The personal identifiable information (PII) of over 1.4 million Washington State citizens was compromised in a cyber attack that has further complicated an already messy unemployment claims fiasco.
In June of 2020, the Employment Security Department (ESD) in Washington State was scammed out of an estimated $650 million due to fraudulent unemployment claims. After a lengthy investigation which left many legitimate Washingtonians waiting on their unemployment benefits for weeks, the breach was linked to a crime ring in Nigeria. Nicknamed Scattered Canary, the group used stolen PII to file thousands of fake unemployment claims across the country.
On February 1, nearly nine months later, Washington State Auditor Pat McCarthy released a statement regarding a data breach in December that exposed the social security numbers, driver’s license numbers, bank information, and place of employment. Over 1.4 million Washingtonians who had filed unemployment claims between January 1 and December 10 were affected. With this information, it is possible for the nefarious actors to reroute unemployment checks into fraudulent accounts. Washingtonians who may have been affected are advised to close their accounts and open a new one. Ironically, the breach took place during an audit of the June incident.
The ESD is insistent that this new breach—after the criticism it faced for the spring breach—is not responsible for this incident. Instead, the blame is placed on Accellion, a third-party file transfer software used by the auditor’s office.

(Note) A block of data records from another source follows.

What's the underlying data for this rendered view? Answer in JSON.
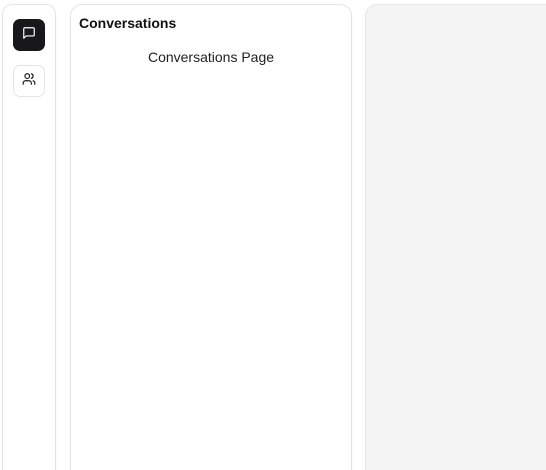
{
  "nav": {
    "items": [
      {
        "id": "conversations",
        "icon": "message-square-icon",
        "active": true
      },
      {
        "id": "contacts",
        "icon": "users-icon",
        "active": false
      }
    ]
  },
  "conversations_panel": {
    "title": "Conversations",
    "content_text": "Conversations Page"
  },
  "colors": {
    "active_nav_bg": "#18181b",
    "border": "#e4e4e7",
    "detail_bg": "#f4f4f5"
  }
}
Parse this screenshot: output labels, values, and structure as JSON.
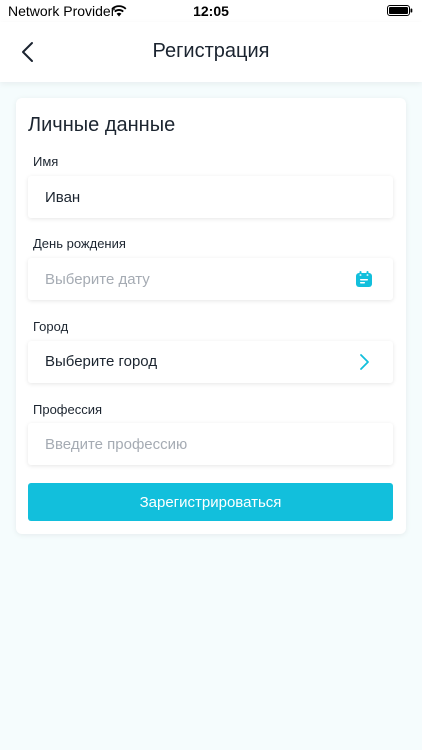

Accellion’s chief marketing officer, Joel York, counters that the software used by the auditor’s office is one of their legacy products and that clients have been advised to discontinue its use. Accellion’s new product, kiteworks, has taken its place and is better equipped to combat against cyber threats. For her part, McCarthy claims that the state has been paying a monthly subscription fee for FTA, the outdated software, which led her to assume that the product was safe. She denies the receipt of any warning that the software needed replacing.
Accellion released an updated statement regarding the December breach that read in part, “All FTA customers were promptly notified of the attack on December 23, 2020. At this time, Accellion has patched all known FTA vulnerabilities exploited by the attackers and has added new monitoring and alerting capabilities to flag anomalies associated with these attack vectors.”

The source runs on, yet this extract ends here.